Determining Latitudinal Extent of Energetic Electron Precipitation Using MEPED On-Board NOAA/POES

Energetic Electron Precipitation (EEP) from the plasma sheet and the radiation belts ionizes the polar lower thermosphere and mesosphere. EEP increases the production of NOx and HOx, which will catalytically destroy ozone, an important element of atmospheric dynamics. Therefore, measurement of the latitudinal extent of the precipitation boundaries is important in quantifying the atmospheric effects of the Sun-Earth interaction. This study uses measurements by the Medium Energy Proton Electron Detector (MEPED) of six NOAA/POES and EUMETSAT/METOP satellites from 2004 to 2014 to determine the latitudinal boundaries of EEP and their variability with geomagnetic activity and solar wind drivers.
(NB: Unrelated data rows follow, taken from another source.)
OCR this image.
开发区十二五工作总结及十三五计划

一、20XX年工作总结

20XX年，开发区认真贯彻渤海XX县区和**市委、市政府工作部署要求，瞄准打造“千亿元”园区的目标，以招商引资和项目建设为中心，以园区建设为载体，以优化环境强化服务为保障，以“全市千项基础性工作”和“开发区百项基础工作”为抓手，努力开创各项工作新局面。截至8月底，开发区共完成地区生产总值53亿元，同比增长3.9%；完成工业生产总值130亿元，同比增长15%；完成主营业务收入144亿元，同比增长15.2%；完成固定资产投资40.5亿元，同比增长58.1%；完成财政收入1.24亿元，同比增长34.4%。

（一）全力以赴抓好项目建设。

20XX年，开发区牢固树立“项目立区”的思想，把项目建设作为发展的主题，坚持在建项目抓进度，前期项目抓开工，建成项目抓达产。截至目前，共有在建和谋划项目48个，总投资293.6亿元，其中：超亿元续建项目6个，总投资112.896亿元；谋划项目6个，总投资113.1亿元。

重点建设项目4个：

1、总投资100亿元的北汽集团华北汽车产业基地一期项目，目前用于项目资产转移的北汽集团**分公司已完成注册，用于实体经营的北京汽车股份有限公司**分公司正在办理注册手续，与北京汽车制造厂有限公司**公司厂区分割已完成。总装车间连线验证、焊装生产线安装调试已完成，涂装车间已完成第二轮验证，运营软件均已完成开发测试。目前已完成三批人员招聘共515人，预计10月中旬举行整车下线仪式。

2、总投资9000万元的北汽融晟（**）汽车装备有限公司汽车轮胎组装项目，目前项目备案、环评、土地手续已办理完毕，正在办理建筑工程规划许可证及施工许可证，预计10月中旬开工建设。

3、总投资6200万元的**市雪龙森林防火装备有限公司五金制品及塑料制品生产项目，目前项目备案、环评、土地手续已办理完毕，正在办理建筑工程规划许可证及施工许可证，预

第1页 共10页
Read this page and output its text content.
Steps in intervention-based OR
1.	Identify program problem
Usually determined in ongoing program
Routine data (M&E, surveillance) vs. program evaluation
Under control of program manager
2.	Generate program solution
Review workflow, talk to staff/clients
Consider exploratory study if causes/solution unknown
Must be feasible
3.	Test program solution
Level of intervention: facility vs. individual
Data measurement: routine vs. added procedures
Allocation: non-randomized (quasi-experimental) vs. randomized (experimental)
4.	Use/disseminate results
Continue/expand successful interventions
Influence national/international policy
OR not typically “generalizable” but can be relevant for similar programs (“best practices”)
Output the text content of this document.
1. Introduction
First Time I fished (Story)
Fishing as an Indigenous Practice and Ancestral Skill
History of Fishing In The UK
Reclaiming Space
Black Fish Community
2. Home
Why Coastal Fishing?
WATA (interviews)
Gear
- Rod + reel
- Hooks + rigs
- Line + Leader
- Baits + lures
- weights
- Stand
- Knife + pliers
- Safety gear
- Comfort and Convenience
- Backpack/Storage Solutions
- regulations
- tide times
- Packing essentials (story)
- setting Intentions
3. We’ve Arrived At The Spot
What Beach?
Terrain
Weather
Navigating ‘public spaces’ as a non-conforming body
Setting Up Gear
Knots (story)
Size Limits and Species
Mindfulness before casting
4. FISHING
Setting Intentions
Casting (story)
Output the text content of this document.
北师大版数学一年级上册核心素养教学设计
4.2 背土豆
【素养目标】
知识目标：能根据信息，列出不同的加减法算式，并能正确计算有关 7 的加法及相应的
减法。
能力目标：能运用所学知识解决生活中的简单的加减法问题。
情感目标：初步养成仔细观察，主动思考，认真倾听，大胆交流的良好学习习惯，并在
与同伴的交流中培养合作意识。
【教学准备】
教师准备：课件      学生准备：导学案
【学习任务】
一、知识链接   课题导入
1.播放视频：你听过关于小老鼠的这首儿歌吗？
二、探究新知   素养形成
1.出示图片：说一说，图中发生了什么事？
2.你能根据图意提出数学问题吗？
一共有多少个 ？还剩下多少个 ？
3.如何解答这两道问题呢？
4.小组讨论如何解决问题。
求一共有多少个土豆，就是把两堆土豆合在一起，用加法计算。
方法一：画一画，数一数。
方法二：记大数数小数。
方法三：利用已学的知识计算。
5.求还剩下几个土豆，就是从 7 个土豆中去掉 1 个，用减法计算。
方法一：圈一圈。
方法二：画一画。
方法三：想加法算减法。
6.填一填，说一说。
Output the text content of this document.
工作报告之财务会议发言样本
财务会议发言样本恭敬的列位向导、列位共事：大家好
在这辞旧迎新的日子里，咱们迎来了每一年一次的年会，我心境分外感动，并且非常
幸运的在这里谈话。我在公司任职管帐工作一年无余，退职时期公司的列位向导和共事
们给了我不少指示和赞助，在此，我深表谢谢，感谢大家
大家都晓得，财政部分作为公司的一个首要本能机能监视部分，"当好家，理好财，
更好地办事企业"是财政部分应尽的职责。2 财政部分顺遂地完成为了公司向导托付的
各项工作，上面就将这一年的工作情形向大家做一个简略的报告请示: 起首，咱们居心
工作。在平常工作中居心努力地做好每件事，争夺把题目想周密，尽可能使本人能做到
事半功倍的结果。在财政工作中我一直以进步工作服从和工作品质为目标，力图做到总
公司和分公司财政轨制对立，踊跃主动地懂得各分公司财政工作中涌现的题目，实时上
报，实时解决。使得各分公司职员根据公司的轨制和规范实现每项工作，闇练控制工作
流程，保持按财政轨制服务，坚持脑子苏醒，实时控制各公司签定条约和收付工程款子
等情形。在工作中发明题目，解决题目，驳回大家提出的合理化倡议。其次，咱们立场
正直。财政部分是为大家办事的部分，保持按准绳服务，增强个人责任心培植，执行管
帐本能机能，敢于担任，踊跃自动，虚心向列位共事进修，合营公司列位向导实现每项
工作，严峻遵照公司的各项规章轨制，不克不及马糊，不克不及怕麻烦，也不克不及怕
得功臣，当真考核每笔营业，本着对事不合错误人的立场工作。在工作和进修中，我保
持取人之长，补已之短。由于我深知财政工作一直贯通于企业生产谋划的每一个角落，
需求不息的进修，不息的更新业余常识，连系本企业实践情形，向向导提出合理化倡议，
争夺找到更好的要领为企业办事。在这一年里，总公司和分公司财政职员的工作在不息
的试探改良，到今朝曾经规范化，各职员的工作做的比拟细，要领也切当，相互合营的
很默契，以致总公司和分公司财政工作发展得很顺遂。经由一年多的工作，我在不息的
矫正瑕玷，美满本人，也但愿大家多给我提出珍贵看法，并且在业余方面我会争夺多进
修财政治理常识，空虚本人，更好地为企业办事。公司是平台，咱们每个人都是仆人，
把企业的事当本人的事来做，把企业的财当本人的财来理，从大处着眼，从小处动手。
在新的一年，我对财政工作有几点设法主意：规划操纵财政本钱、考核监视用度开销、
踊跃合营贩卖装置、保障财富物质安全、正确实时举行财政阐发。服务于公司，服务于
Variation of the boundaries for different electron energies and Magnetic Local Time (MLT) is studied. Regression analyses are applied to determine the best predictor variable based on solar wind parameters and geomagnetic indices. The highest correlation was found for the pressure-corrected Dst index when applying a linear regression model. A model of the equatorward EEP boundary is developed separately for three different energy channels, >43, >114, and >292 keV, and for 3 hour MLT sectors. For >43 keV EEP, 80% of the equatorward boundaries predicted by the model are within ±2.2° cgmlat. The model exhibits a solar cycle bias where it systematically exaggerates the equatorward movement of the EEP region during solar minimum. The highest accuracy of the model is found in periods dominated by corotating interaction regions/high speed solar wind streams. The result will be a key element for constructing a model of EEP variability to be applied in atmosphere climate models.